# Editing Settings.apk



## wyllic (Sep 5, 2011)

So I've done quite a bit of research and gotten pretty far... I think. But I'm stuck at one point and could use a nudge in the right direction.

I'm able to decompile settings.apk and extract the AndroidManifest.xml I can even get it from Binary xml into plain text so I can edit it in Notepad. If I open AndroidManifest.xml in eclipse I can edit out the source lines I don't want. Namely the part about Mobile Hotspot, which is what I'm trying to get rid of.

How to I convert the plain text AndroidManifest.xml back into binary xml so I can swap it for the file in the apk rezip the apk and push it to my phone?

I've attached the plain text version just in case it's useful


----------



## wyllic (Sep 5, 2011)

Update: I can't get it to export in eclipse even without changing anything, due to like 15k errors. Is this a problem with how it decompiled or am I going about it the wrong way?


----------



## stranula (Aug 15, 2011)

wyllic said:


> Update: I can't get it to export in eclipse even without changing anything, due to like 15k errors. Is this a problem with how it decompiled or am I going about it the wrong way?

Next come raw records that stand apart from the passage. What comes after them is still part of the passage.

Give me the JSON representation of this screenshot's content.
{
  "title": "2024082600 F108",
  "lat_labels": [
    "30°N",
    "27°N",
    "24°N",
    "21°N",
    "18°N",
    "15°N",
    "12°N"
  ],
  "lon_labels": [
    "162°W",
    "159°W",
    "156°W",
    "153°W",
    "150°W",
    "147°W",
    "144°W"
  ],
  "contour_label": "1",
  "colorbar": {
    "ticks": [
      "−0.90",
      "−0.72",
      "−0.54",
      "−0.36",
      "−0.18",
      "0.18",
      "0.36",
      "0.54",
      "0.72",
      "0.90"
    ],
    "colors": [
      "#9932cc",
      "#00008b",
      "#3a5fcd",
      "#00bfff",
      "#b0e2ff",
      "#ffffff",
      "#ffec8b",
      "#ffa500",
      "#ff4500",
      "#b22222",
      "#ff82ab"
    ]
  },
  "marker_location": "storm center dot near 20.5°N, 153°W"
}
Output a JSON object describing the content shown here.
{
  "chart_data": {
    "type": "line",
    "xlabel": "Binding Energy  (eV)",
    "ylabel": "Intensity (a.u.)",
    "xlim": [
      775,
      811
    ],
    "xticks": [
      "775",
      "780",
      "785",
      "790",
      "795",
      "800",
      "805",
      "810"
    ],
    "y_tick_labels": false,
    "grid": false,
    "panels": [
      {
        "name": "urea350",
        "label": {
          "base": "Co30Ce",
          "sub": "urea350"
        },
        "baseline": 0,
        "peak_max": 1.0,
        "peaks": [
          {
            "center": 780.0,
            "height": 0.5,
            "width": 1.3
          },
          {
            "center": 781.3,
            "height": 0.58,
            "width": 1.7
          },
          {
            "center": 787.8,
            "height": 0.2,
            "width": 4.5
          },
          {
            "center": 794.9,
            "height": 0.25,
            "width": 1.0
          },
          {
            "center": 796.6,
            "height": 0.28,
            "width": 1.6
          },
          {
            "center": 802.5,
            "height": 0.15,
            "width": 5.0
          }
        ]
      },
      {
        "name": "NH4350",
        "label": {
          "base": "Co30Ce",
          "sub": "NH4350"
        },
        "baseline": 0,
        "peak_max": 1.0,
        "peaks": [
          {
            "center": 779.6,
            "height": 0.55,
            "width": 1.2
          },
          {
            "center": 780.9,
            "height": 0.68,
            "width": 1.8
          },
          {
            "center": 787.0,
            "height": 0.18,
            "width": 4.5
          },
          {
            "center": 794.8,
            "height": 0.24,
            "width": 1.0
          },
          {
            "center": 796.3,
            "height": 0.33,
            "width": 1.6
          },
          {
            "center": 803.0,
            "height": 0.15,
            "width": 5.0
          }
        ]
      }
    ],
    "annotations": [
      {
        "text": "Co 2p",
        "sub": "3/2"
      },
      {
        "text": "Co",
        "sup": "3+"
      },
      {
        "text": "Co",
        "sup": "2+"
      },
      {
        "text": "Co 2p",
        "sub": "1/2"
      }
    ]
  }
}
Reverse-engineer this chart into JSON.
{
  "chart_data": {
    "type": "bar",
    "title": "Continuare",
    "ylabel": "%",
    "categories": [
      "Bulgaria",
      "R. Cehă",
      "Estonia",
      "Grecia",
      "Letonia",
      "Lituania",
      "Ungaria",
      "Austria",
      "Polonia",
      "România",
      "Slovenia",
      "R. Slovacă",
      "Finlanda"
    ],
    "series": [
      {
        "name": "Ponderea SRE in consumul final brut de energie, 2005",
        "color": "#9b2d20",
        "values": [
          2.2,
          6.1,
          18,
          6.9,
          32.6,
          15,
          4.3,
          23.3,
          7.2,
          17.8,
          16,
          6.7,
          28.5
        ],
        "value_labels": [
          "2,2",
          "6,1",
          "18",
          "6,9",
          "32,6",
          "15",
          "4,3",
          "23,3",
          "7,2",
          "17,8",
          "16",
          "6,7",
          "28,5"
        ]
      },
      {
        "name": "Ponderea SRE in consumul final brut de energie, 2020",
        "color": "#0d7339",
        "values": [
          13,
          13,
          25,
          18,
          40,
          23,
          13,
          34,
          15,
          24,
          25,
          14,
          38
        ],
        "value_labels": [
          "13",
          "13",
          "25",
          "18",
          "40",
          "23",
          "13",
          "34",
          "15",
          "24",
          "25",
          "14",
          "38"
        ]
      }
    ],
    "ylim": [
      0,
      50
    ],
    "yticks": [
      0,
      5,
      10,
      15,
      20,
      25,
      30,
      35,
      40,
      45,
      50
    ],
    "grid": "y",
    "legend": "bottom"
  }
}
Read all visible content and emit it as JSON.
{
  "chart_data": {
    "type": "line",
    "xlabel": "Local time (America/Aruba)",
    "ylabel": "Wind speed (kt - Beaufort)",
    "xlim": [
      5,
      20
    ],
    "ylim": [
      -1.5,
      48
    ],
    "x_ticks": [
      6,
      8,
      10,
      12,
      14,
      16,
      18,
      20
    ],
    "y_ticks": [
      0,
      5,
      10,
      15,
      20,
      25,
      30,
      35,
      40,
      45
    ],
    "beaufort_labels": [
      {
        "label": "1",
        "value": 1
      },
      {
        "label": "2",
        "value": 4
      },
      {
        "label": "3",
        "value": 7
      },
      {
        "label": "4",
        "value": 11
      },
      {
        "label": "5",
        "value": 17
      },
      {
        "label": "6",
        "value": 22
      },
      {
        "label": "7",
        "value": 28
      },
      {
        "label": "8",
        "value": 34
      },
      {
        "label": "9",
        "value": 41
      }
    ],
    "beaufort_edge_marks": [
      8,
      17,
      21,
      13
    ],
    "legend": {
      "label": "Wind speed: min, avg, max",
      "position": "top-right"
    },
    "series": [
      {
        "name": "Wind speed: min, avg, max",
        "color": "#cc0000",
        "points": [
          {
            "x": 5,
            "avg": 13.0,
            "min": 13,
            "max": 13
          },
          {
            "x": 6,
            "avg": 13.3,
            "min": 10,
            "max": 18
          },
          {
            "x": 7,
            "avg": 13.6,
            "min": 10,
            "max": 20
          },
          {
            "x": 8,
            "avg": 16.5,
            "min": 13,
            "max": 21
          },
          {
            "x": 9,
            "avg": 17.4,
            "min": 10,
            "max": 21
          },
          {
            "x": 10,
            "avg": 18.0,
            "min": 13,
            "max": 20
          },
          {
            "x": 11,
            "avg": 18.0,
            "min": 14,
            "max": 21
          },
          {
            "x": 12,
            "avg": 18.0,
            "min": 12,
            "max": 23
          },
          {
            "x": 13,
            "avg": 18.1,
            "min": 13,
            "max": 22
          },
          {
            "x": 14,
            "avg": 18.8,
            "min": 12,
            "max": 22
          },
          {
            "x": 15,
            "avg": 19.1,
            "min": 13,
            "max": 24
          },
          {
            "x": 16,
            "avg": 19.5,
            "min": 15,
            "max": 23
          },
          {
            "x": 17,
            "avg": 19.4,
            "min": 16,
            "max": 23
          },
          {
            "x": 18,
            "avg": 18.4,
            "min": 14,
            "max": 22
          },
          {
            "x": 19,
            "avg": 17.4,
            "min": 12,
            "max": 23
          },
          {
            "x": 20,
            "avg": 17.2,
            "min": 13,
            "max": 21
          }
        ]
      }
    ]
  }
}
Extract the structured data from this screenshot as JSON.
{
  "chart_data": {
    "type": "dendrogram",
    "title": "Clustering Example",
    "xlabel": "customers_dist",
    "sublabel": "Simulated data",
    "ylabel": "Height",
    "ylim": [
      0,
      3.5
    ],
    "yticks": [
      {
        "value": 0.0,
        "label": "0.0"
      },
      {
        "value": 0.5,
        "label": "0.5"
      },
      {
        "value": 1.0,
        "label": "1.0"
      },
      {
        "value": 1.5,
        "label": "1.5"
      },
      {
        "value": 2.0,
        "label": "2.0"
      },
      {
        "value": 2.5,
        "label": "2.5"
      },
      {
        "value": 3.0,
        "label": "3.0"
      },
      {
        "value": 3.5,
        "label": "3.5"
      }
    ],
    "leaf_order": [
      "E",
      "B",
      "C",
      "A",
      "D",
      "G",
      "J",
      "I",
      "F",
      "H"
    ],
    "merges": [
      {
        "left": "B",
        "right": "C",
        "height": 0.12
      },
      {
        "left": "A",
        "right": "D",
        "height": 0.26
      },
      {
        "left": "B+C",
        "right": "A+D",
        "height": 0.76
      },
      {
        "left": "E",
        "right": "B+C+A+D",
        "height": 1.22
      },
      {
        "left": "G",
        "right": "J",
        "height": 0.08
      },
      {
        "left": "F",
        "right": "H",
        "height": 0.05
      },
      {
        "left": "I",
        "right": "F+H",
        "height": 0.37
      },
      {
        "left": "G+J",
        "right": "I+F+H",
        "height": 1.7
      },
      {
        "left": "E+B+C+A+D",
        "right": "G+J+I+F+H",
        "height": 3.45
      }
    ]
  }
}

I've heard that settings.apk and phone.apk have issues being decompiled and recompiled. I've also had issues with them. I haven't tried to edit the .xml's in settings, but I'm guessing your problem has something to do with whatever underlying issue prevents them from working properly after being decompiled.


----------



## wyllic (Sep 5, 2011)

Why you gotta play me like this Verizon! All I want to do is get rid of your stupid Mobile Hotspot app.


----------



## clumsyninja21 (Jun 10, 2011)

wyllic said:


> Why you gotta play me like this Verizon! All I want to do is get rid of your stupid Mobile Hotspot app.


Same as the errors u get if u decompile NFL mobile to remove the HDMI suspend permission. Just not meant to be.


----------



## blarrick (Aug 26, 2011)

it's built into the framework, if i remember correctly one of the devs said it would either be impossible or VERY hard to remove the app.


----------